第854話:ホウバ・サイクル~神隠しの訳~

「ここは……」

 見覚えのない場所、また神隠しか。

 夜の宗教施設、この様式はどこの世界のものだろうか。

 やけに通っている割に死角の多そうな石灯籠の列や自然林は神の好みか、どこからか不気味の演出かひそひそ声が聞こえてくる。

 もう慣れてしまった、体質的な物なのか、僕は頻繁に神隠しに遭う。

 この世界で生まれてからもはや15度目、これで慣れない方がおかしい。

「で、僕に何の用があって呼びつけたんです?」

 こういった神隠しのようなことができるのは文字通り、神の類。

 話し方に礼儀を乗せる必要はない、意味を込めて喋るだけで大体通じるし、人間の間での礼儀なんて気にする神はそういない。

「なんだ、もう少し不安がるかと思ったが……」

 並んだ石の灯篭の陰からぬるりと一人の青年が現れた。

「もう15度目なもので、驚けという方が無茶ってもんです。

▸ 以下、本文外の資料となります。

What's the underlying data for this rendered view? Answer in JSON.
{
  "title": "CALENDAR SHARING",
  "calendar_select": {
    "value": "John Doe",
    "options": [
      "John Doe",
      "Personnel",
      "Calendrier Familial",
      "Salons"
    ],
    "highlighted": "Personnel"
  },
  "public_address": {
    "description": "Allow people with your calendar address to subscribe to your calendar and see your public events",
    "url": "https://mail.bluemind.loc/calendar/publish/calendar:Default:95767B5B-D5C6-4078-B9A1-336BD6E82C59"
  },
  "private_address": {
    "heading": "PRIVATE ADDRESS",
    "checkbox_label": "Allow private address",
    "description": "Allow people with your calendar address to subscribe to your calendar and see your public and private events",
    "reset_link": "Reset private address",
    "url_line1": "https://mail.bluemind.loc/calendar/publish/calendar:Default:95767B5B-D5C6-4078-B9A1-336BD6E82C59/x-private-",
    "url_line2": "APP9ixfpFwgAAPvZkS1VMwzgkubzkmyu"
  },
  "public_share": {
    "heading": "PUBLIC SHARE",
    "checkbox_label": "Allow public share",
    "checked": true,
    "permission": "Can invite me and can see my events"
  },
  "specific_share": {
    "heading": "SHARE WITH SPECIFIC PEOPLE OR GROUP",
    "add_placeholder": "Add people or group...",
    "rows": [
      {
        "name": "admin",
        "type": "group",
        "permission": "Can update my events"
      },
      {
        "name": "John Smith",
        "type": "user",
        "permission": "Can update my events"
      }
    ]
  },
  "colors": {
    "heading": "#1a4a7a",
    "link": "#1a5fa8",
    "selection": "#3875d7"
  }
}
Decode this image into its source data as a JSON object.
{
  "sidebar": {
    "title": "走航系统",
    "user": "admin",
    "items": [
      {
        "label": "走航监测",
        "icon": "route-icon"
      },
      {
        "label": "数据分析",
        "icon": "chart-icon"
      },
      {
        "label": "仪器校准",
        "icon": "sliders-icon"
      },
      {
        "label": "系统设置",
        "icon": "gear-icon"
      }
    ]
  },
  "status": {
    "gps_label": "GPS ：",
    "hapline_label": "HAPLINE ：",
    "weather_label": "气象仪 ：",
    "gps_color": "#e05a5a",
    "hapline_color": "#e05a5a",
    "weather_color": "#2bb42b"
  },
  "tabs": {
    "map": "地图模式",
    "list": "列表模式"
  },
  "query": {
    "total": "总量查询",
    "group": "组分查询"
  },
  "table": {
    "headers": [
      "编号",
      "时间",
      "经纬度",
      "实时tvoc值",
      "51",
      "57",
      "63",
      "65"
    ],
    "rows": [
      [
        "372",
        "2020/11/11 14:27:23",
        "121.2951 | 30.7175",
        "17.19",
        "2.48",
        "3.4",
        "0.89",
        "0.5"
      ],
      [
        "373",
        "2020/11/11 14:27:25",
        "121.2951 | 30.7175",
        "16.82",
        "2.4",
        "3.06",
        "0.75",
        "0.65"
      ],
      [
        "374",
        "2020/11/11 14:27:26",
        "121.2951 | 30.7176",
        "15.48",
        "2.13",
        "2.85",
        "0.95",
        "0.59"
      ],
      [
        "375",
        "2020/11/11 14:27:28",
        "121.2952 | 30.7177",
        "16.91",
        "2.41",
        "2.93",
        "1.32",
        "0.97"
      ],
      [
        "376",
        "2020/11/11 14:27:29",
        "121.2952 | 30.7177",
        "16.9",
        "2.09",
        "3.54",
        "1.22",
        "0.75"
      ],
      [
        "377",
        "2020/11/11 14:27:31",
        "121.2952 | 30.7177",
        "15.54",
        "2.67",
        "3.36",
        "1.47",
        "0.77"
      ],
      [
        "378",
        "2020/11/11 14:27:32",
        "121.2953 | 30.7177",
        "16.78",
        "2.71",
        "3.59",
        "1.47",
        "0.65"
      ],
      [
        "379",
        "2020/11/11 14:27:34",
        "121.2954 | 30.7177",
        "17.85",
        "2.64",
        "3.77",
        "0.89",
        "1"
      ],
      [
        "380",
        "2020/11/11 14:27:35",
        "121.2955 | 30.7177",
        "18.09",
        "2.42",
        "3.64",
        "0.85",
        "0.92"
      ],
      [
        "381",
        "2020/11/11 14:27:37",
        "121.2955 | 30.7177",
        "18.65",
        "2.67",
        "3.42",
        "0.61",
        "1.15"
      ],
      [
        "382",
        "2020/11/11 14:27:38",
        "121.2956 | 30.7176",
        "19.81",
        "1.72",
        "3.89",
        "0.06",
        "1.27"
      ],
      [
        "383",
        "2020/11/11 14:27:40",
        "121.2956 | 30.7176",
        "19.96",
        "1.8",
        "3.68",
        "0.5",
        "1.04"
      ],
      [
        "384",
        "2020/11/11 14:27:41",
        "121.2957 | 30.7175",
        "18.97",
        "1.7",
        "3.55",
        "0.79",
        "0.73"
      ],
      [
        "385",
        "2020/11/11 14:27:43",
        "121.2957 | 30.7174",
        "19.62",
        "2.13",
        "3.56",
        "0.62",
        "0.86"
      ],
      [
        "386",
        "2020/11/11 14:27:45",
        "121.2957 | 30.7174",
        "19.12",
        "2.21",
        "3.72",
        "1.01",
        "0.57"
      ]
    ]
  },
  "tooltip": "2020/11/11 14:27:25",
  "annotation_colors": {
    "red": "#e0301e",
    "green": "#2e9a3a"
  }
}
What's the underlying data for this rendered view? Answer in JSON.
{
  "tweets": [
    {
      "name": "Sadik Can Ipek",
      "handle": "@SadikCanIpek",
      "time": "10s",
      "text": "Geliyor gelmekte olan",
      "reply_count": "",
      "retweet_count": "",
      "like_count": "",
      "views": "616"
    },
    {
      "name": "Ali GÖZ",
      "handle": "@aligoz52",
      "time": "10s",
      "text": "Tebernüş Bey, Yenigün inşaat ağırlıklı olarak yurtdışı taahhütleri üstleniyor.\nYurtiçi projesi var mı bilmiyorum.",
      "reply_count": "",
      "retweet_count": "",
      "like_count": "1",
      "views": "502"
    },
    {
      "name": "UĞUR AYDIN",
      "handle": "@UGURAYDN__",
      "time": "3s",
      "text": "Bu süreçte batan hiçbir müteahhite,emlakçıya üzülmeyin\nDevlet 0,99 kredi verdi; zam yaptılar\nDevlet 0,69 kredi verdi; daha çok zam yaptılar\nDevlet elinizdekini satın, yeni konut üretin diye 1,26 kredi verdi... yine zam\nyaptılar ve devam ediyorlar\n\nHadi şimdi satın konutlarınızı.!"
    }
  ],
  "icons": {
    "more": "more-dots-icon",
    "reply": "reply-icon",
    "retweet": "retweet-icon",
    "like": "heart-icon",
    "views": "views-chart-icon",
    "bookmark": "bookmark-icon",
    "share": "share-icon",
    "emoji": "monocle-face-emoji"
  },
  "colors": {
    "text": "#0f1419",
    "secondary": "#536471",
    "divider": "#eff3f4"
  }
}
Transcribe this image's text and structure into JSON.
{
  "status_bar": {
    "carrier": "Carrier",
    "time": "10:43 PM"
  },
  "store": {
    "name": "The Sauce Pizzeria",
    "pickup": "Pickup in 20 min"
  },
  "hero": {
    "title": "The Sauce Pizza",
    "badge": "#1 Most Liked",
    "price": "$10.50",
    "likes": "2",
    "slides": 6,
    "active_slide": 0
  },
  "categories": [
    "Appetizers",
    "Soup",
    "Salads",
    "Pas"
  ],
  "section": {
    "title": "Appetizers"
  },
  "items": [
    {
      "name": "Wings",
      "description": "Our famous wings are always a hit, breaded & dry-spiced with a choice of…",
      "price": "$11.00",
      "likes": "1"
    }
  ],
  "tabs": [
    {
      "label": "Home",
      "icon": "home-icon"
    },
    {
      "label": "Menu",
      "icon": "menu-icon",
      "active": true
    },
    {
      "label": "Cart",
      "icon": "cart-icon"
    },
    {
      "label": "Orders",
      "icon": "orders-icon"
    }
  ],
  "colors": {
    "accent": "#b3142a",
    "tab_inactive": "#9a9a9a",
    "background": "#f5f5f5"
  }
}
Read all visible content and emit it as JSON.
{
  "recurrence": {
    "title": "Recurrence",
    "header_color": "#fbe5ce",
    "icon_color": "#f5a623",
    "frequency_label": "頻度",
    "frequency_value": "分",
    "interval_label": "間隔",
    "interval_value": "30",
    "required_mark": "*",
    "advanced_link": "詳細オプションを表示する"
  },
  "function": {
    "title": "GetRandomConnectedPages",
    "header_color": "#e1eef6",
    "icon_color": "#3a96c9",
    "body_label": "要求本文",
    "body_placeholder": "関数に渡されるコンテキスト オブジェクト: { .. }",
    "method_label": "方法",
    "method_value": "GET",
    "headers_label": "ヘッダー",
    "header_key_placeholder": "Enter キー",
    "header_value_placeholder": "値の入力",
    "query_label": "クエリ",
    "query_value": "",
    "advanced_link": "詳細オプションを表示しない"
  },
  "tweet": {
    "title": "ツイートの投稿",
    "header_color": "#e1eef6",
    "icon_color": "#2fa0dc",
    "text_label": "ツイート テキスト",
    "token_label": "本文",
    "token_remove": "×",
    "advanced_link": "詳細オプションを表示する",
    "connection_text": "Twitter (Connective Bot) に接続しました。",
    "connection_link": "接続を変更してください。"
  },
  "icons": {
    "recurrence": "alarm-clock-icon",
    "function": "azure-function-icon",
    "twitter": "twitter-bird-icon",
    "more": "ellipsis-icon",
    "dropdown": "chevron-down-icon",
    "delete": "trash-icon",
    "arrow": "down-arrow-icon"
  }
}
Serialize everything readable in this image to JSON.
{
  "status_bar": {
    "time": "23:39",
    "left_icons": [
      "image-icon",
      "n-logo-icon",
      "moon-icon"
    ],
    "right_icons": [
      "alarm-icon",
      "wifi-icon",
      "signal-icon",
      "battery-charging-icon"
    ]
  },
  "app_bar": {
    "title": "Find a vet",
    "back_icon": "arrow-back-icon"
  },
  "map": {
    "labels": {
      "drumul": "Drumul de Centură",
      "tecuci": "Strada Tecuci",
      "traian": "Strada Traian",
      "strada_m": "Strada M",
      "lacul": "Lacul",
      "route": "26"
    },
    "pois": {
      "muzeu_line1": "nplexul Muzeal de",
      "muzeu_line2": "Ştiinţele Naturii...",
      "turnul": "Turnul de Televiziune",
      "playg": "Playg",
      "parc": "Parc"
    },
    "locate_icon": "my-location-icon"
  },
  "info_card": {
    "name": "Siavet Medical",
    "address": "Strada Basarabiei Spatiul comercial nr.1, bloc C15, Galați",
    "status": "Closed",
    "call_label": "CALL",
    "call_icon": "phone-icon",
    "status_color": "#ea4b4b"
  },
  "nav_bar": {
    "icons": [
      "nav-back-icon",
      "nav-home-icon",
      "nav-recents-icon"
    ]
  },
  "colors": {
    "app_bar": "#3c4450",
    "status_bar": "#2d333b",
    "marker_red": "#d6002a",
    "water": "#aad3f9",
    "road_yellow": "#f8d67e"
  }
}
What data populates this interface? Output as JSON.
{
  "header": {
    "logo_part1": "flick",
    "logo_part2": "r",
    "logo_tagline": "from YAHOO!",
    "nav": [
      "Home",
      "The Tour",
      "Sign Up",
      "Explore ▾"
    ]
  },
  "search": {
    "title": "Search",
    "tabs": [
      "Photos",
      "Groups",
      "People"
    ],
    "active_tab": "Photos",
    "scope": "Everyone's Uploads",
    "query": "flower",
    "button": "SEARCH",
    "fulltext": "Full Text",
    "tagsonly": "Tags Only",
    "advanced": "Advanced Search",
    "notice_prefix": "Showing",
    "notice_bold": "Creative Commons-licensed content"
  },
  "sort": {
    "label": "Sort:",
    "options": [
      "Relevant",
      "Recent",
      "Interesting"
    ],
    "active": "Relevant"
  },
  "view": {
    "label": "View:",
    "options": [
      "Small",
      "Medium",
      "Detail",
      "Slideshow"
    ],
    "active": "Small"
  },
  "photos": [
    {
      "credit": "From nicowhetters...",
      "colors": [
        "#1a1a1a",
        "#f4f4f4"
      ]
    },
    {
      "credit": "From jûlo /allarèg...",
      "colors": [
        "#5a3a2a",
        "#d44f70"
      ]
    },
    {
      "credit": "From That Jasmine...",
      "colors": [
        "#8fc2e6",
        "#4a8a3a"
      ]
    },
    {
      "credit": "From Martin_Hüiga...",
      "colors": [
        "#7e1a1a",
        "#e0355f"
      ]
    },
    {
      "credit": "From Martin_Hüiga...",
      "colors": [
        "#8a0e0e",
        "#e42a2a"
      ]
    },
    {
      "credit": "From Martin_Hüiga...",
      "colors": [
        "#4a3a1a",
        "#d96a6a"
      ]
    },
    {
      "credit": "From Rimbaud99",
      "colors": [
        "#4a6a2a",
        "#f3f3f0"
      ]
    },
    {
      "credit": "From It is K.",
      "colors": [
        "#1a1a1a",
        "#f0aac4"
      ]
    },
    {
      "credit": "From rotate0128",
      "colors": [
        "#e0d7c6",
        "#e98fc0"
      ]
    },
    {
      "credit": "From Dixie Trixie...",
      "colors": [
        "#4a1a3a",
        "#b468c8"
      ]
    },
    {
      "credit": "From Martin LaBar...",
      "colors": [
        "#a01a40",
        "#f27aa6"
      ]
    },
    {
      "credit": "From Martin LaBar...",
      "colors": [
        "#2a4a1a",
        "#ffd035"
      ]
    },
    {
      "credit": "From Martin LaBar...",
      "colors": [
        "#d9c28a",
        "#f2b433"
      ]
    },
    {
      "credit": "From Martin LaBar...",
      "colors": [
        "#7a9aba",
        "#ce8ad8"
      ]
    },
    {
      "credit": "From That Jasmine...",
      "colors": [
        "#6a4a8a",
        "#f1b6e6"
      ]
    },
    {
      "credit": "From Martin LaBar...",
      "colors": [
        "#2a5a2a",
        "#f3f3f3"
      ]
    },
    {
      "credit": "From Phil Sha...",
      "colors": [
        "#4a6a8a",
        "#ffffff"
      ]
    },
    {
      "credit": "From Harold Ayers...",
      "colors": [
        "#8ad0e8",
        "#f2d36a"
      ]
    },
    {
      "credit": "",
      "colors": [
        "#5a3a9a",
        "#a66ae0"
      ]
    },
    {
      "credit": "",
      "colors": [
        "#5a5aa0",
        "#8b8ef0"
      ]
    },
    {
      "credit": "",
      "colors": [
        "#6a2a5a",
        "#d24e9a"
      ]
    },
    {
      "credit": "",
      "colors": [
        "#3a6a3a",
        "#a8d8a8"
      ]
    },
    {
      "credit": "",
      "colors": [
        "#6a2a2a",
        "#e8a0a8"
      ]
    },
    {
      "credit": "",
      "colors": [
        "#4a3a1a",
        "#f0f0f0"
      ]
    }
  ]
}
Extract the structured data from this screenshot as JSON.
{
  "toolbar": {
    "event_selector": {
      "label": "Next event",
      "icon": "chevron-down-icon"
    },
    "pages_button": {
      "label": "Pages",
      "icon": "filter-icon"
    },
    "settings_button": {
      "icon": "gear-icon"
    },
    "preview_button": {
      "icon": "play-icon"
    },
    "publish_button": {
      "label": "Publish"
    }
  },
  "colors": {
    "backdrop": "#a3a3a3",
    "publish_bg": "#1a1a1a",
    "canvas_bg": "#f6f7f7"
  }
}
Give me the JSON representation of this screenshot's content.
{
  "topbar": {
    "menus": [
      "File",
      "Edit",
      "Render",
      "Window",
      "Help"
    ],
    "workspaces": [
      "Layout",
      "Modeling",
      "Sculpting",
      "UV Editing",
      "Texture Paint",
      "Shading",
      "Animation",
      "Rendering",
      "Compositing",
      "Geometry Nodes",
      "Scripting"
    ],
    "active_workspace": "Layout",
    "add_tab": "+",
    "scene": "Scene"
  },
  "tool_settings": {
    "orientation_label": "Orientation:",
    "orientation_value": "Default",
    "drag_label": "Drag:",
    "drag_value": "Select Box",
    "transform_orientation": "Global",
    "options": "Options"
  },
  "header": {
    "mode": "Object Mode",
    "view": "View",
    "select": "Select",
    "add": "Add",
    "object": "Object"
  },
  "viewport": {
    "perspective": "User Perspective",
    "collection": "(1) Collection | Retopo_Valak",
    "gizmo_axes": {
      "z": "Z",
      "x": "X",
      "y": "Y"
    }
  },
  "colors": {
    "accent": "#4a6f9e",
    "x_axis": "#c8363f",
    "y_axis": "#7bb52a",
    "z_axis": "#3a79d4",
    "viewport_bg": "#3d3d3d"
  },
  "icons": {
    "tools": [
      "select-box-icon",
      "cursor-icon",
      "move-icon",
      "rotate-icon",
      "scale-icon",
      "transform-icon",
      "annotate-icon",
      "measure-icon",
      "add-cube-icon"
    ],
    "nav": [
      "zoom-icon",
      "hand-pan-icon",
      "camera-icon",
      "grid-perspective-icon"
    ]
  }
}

なんですか? 神々の間では僕さらいが流行ってるんですか?」

「なぁに、君は魅力的なのさ。神に愛される容貌をしている」

「顔ですか」

「魂の在り方と言ってもいい、顔というのはそれが出るのでな。人間に判断できるものかはわからぬが」

「まぁ神様方に愛されるのは悪くないけども、あんまり用もないのに呼びつけるのはやめていただきたい。僕はまぁ暇ですけどこういった体験に飢えているわけではないので」

「用がないわけではない、美しい物は近くで愛でたくなるであろう?」

「その気持ちはわからんでもないですが、」

 神様には生前に愛してほしかったな……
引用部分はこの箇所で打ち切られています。